For categorical treatment problems, you can only compare performance to an oracle if you estimated the rewards using the Direct Method. The other reward estimation methods only make sense when comparing the aggregate policy values

Conducting Reward Estimation Correctly

Evaluating prescriptive policies is more complicated than evaluating predictive problems. In particular, we recommend the following steps to ensure that you get a fair and useful reward estimates.

Ensure Sufficient Test Data


Make sure you include enough data in the test set to train high-quality reward estimation models

Unlike a normal predictive model evaluation, reward estimation requires training models on the test set as part of the evaluation. If there is not enough data in the test set, the quality of the reward estimation may suffer, leading to an evaluation of the prescriptive policy that may be inaccurate and unreasonable.

We recommend using much more data for the test set than usual for a prescriptive problem. Allocating 50% of the data for testing is a good starting point.

Proper Estimation of Rewards


When estimating rewards for training Optimal Policy Trees, you should estimate the rewards using fit_predict! on the training data, and make sure in-sample cross-validation is used for estimation.

When using reward estimation for evaluating prescription policies, you should estimate the rewards using fit_predict! on the test data, and make sure in-sample cross-validation is used for estimation.

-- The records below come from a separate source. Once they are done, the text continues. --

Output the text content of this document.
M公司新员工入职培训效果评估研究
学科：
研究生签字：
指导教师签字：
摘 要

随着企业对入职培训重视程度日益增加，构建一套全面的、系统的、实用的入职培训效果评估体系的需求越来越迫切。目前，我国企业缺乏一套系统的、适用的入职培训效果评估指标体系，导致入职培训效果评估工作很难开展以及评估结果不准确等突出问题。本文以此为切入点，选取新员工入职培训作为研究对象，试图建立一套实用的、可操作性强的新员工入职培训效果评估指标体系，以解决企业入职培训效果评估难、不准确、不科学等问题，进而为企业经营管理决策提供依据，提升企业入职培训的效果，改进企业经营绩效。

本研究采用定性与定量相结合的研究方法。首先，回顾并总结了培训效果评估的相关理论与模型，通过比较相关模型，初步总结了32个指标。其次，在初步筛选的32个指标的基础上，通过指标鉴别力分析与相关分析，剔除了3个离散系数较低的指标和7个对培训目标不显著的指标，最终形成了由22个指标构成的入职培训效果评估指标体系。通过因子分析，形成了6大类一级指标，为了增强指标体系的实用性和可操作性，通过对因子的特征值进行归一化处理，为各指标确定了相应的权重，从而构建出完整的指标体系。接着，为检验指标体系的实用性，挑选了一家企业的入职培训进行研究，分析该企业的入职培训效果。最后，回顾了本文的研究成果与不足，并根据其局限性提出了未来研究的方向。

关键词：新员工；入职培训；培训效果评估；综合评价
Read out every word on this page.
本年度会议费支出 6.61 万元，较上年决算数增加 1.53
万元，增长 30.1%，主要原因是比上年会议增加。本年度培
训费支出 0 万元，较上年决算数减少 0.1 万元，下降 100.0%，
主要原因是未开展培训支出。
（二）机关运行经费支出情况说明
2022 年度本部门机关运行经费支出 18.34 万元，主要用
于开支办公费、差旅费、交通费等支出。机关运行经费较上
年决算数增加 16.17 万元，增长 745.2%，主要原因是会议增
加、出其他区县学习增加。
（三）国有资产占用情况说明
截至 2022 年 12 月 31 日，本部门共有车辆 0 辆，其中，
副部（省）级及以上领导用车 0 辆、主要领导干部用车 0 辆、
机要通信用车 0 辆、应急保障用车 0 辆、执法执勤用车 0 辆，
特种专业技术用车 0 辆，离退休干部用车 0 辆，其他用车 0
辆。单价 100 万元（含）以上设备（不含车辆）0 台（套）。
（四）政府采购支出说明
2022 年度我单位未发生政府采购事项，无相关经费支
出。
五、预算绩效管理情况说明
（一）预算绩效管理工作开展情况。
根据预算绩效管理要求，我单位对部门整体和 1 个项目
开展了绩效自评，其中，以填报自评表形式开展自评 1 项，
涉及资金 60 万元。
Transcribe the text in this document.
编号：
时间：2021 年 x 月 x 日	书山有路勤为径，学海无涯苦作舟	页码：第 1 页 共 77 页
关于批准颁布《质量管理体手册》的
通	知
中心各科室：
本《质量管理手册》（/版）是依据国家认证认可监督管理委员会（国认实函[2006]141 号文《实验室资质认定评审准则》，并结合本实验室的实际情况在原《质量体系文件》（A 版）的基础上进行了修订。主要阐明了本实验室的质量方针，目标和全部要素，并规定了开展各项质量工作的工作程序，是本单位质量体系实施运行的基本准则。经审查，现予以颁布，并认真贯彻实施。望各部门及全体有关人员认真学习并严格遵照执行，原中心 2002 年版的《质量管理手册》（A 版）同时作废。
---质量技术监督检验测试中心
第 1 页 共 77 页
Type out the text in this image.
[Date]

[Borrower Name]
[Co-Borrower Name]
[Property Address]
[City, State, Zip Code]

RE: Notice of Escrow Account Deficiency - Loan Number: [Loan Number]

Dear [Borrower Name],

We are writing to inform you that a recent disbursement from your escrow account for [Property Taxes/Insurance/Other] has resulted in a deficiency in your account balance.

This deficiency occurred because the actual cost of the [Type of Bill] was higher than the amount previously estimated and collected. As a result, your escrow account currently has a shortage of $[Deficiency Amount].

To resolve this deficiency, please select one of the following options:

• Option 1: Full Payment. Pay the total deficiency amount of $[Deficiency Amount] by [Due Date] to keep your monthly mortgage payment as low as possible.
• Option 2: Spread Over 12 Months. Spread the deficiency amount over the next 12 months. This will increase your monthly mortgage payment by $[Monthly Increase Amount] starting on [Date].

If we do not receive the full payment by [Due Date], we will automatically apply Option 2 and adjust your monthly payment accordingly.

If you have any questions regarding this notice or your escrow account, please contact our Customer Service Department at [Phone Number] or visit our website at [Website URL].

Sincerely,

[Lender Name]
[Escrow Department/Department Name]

In order to simulate a fair out-of-sample evaluation, we need to prevent any information leaking from the training data into the estimated rewards. This ensures that the rewards used for evaluation are purely a function of the testing data.

We also need to make sure that reward estimates used for both training and testing are not in-sample predictions, as the reward estimator may overfit to the data, resulting in overly-optimistic reward estimates.

For these reasons, it is important that fit_predict! is used to fit the model and estimate the rewards in a single step, rather than using fit! followed by predict. This causes the reward estimator to use an internal in-sample cross-validation process when estimating the rewards, meaning that the reward for each point is never estimated using a model that saw this point in training, mitigating the risk of overfitting. The number of folds used during this cross-validation process is controlled by the learner parameters :propensity_estimation_insample_num_folds (categorical treatments only) and :outcome_estimation_insample_num_folds.

Evaluating Quality of Reward Estimation


Use the score(s) returned by fit_predict! to gauge the quality of the reward estimation process and to compare the relative quality of different internal estimators.

The quality of the policy evaluation or model training based on estimated rewards is only as good as the reward estimation process. When using fit_predict!, the score(s) of the internal estimators are provided as the second return value. These scores should be used to judge whether the reward estimation process is reliable enough to serve as the basis for training or evaluation. If the scores are too low, you can try conducting more parameter validation in the internal estimators, or try a different class of estimation method altogether.